An estimated 42,000 new cases of oral and throat cancers are diagnosed in the U.S. each year. The mortality rate is high—not because the cancer is hard to detect or diagnose but because it’s often discovered too late. Survivors often suffer disfigurement and difficulties eating and speaking.
The number of such cancers linked to HPV has risen dramatically over the past few decades. People with oral or oropharyngeal cancer linked to HPV infection tend to be younger and are less likely to be smokers and drinkers.
The earlier the cancer is detected, the greater the chance of a cure.

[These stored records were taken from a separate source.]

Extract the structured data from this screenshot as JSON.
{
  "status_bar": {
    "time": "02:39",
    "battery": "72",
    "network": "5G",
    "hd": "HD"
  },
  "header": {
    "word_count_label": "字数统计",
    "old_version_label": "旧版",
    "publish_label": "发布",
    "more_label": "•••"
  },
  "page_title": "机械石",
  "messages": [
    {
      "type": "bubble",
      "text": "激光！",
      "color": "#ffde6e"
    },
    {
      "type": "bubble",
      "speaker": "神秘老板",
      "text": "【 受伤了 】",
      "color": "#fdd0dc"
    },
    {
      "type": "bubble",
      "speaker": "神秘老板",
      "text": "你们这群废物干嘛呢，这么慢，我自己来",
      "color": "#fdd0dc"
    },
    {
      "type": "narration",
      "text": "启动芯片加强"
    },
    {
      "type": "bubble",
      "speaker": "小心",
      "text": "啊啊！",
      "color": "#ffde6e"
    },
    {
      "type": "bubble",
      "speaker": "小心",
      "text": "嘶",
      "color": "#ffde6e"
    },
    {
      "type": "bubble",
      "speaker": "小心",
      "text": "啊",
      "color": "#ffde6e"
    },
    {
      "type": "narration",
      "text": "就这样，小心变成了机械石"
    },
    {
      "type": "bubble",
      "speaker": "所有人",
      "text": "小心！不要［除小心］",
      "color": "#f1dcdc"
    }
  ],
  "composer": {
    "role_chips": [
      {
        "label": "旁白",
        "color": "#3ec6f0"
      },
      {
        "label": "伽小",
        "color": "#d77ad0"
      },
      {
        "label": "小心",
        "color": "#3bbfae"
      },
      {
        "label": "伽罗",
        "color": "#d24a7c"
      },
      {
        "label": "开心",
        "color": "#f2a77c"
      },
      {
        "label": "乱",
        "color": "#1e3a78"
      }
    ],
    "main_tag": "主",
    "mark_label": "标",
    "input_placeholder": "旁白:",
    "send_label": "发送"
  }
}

While you should schedule an annual visit with your family dentist or oral and maxillofacial surgeon for a complete oral health examination, performing monthly self-exams is also important. To help, the American Association of Oral and Maxillofacial Surgeons (AAOMS) has produced a video showing how to do a self-exam screening. It’s available at MyOMS.org.
What you can do
All you need is a mirror and a bright light. Look inside your lips, the back and front of your gums, the roof of your mouth, both sides of your tongue and inside your cheeks. Also check for lumps or enlarged lymph nodes on both sides of the neck including under the lower jaw.
The mouth is one of the body’s most important early warning systems, and suspicious lumps or sores should not be ignored.